Why you should stock and promote kettlebells
The consumer media is beginning to pick up on the training trend, partly because the bells coming out now are more suitable to home use (see above) and clubs have started to offer classes. Any club class or equipment will eventually "trickle down" to home users.
Being on the front end of the wave will help set a retailer apart from its competitors. To do that, however, two things are important:
- picking the best product for your customer, and
- marketing yourself.
Just lining the bells up on a shelf may not get you much more than something else to dust. That's where marketing comes in:
- Go to the group exercise instructors and managers at your area health clubs, studios and gyms to promote that you now carry the newest trend and consider offering a small instructor discount.
- Contact your area media with a simple press release, discussing the training trend, what it can do for users and how to pick equipment. Only mention your store as a place for more information.
- Set up demo classes at a club, in your store, or at a community center or park, to introduce residents to the technique. And be sure the area media knows about that too.
Now you're ready to sell.
Define a customer's goals and interests – Ask about the person, his or her goals and experience with exercise in general and weights specifically. Assess if they are ready to try something new AND they want to be challenged. The folks who want to casually pedal a bike while reading the paper aren't likely candidates.
Set aside any stereotypes – Users are both male and female, fit and obese, tiny and beefy, so ignore any stereotypes you may have about the "type" of person who may consider this type of workout or equipment.
Explain a kettlebell workout – If you can show a continuous loop with a demo or you can pop in a DVD, that may be the best explanation of how to use the equipment. They are NOT just options for dumbbells, but are used quite differently. Because of that, the workout challenges not only strength, but also cardio, core strength and balance.
Offer it as a complete home gym – If someone doesn't have space at home or hesitates to spend the money on a large gym, show the bells and any DVDs as a possible complete home workout that doesn't take much more space than a pair of shoes.
Offer it as an adjunct workout – Although it can stand-alone, don't be afraid to offer it as an add-on to other equipment to add variety to someone's workout menu. If you have regular customers, showing it to people seeking to add to their workout room or menu can be a great selling tool.

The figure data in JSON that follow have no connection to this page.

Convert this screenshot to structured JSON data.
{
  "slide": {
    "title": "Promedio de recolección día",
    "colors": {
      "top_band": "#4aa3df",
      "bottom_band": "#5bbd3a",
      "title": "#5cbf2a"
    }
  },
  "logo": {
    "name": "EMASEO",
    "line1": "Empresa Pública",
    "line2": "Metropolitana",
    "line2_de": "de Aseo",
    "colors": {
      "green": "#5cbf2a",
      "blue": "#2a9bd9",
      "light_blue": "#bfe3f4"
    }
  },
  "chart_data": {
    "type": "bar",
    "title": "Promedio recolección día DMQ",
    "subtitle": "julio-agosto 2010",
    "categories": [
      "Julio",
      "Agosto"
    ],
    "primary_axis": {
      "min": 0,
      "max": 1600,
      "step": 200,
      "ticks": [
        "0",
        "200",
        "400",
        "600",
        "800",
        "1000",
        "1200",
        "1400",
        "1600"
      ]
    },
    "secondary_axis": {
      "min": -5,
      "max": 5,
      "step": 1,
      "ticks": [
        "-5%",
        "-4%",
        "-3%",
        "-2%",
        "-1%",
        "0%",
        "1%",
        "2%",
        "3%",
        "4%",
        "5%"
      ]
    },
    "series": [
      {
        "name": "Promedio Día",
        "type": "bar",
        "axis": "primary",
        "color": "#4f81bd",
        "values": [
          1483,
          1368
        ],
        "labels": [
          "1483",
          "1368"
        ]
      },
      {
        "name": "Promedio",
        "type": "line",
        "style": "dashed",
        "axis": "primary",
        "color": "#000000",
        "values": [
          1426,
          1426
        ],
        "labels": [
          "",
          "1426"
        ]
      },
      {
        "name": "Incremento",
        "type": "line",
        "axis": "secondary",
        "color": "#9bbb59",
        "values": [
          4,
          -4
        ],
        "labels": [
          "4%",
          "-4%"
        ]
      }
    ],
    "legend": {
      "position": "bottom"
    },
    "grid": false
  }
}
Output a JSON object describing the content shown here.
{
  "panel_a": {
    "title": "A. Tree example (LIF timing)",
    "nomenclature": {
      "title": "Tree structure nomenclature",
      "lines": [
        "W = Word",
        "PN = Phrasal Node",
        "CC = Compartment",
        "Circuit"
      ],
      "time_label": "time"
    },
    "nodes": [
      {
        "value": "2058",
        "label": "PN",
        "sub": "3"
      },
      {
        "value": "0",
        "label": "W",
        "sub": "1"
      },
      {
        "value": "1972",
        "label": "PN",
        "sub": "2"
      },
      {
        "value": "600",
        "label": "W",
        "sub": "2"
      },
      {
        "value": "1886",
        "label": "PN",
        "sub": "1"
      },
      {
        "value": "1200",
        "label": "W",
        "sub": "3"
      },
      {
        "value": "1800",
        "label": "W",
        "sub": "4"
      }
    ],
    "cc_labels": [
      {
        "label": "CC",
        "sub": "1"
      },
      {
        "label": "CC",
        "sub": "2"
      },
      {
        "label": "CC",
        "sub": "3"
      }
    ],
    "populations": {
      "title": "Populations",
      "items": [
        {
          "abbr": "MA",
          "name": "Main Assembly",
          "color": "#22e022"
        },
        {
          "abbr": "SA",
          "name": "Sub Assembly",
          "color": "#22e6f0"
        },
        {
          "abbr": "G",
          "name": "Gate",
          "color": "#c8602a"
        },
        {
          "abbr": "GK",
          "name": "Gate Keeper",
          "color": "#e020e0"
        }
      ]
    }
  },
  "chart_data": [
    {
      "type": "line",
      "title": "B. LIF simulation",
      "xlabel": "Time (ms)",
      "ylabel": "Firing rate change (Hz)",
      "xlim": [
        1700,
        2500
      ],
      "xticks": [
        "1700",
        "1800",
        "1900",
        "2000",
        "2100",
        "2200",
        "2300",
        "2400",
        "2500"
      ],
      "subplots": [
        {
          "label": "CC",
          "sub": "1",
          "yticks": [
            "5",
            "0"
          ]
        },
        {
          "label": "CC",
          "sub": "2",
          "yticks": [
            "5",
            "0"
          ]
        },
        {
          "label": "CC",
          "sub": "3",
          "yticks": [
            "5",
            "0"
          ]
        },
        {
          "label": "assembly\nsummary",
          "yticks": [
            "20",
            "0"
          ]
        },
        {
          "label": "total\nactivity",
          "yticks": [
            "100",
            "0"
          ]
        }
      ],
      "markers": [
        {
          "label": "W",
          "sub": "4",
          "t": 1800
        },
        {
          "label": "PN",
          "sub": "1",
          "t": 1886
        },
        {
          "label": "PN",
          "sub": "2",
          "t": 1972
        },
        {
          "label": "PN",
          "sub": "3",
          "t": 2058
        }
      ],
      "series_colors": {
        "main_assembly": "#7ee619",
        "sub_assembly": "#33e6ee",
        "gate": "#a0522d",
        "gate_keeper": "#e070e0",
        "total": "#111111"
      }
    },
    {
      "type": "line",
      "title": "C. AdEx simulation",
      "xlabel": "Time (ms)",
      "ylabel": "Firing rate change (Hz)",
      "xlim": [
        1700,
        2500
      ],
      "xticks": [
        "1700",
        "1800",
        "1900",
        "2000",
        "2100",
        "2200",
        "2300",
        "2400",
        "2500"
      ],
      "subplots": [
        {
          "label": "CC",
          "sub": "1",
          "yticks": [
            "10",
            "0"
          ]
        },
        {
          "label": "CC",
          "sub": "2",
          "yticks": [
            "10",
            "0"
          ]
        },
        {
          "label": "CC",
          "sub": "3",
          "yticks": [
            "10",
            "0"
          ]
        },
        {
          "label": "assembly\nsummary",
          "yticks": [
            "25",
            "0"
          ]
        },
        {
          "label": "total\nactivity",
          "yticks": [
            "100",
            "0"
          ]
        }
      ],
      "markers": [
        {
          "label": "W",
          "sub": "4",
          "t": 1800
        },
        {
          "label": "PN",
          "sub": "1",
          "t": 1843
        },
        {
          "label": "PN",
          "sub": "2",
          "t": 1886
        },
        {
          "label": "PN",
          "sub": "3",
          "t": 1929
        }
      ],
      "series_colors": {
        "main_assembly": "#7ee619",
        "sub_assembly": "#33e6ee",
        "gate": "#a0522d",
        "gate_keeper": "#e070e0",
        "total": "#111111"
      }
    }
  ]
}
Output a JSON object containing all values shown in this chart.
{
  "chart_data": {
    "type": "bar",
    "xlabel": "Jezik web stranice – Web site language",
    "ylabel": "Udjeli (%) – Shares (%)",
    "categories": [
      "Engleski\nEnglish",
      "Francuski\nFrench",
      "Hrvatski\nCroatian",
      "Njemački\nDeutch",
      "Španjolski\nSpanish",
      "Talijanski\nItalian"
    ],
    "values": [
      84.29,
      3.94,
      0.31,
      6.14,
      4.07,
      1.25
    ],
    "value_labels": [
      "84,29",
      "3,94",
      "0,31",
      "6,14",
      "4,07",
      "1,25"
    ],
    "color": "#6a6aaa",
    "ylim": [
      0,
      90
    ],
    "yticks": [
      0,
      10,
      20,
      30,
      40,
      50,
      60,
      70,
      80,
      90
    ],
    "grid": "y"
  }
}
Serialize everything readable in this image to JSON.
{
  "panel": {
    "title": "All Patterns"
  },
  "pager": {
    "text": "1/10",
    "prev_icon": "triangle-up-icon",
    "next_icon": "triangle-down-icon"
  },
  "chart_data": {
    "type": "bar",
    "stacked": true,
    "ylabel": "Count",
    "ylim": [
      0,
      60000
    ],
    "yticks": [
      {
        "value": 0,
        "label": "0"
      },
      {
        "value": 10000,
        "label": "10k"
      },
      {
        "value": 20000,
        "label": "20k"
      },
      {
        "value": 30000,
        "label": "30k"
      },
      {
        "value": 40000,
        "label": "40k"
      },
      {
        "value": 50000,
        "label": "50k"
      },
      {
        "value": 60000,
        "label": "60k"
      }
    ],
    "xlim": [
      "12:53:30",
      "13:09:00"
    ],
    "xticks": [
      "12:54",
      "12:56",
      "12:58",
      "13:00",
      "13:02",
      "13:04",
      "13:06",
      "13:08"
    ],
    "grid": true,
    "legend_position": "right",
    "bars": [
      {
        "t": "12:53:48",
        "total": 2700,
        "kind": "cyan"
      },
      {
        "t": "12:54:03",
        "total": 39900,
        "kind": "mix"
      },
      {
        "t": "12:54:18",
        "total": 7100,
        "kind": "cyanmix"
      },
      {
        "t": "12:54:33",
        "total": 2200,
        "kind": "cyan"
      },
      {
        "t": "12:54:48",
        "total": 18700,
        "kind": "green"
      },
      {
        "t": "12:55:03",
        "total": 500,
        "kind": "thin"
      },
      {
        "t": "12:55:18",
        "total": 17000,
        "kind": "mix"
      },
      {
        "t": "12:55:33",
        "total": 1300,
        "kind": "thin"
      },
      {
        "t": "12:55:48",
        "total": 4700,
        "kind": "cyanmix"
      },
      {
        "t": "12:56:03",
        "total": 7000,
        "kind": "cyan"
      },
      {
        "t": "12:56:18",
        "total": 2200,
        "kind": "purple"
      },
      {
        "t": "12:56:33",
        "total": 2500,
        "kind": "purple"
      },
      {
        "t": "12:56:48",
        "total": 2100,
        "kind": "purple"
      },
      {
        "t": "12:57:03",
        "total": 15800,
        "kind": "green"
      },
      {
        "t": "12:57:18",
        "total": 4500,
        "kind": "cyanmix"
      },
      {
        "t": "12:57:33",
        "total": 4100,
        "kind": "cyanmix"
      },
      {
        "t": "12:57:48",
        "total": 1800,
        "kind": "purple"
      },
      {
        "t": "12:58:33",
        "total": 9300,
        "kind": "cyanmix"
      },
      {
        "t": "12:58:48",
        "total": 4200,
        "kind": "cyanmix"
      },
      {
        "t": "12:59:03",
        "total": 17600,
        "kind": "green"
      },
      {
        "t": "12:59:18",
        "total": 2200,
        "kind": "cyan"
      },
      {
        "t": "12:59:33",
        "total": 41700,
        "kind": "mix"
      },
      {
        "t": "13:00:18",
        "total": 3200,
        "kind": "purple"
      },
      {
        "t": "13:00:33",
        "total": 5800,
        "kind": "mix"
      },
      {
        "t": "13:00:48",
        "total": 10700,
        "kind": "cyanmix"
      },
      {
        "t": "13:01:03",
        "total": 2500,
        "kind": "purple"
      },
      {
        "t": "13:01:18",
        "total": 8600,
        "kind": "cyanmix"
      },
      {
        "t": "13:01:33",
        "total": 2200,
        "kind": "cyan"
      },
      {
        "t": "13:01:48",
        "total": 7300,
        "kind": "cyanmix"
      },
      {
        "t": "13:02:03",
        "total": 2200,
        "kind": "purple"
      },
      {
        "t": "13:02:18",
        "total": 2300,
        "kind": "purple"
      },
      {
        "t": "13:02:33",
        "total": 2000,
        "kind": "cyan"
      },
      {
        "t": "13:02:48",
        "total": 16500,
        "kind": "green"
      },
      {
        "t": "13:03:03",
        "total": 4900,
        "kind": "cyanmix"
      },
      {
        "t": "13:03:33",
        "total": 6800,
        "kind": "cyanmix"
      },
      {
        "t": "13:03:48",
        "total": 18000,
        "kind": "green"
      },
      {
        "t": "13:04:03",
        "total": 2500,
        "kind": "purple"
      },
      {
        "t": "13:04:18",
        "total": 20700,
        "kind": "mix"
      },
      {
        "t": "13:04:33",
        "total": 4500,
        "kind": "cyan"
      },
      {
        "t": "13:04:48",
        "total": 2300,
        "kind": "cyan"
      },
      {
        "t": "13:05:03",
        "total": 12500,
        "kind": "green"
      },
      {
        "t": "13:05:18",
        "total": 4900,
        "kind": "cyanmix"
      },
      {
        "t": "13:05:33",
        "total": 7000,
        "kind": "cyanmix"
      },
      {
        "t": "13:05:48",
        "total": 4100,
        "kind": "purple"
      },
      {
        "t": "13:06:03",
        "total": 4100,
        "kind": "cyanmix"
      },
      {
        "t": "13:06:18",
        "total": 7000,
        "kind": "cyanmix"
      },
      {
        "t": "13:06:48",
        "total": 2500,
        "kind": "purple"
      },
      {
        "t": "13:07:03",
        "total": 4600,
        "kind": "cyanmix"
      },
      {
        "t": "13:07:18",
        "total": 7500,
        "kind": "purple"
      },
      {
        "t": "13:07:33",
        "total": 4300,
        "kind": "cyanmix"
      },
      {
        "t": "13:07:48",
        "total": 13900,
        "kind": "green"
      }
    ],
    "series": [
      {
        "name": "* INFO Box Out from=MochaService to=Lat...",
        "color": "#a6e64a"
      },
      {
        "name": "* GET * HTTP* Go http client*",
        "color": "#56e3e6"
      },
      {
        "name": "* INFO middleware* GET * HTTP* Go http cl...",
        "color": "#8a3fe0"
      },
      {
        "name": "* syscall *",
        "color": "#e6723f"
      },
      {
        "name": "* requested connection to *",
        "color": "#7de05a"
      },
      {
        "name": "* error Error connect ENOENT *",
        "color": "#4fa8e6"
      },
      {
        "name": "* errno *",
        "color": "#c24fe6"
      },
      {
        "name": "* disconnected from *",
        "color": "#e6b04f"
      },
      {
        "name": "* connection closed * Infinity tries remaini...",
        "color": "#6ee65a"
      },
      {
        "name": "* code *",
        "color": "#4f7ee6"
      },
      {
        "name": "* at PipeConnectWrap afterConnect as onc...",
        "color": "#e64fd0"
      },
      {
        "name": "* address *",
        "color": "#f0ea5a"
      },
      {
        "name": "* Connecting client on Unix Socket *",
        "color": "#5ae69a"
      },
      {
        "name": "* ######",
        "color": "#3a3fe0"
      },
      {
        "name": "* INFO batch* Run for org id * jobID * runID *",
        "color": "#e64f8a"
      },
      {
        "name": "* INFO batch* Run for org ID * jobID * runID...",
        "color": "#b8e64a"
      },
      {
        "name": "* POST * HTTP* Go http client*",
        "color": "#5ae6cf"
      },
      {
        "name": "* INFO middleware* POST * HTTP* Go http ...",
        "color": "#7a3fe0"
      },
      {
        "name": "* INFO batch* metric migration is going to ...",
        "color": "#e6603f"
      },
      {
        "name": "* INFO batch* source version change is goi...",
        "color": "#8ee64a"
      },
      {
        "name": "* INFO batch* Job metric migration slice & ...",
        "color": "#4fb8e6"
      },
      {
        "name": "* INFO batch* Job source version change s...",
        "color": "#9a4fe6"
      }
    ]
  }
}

Explain how it can "functionally" train a person – Using the weights trains a person to accelerate and decelerate body parts, which are all natural movements in day-to-day life. Plus, a user's abs and back (core) muscles kick in to keep them upright and aligned, another key training factor that relates to everyday life, as well as for athletic endeavors.
Emphasize education – Like so much of what is sold by specialty fitness shops, the instruction that goes with a product may make or break how satisfied and successful your customer is. That particularly applies to accessories and equipment that are so completely open-ended in their use, like kettlebells, leaving lots of room for questions and errors. Make sure customers have what they need to get it right and thank you for it.
Adding on to the sale
Like with any sale, there is equipment and gear that can go along with it, either at the time of original purchase or later, when you check in with the customer. For example:
- Gloves for hand protection and increased grip
- Floor mats for floor protection
- Stretch cords for additional flexibility training
- Balance or wobble boards for an extra core challenge
- Foam rolls or stability balls for recovery and stretching
Kettlebells could be the next workout ship pulling into the harbor. Don't miss the boat.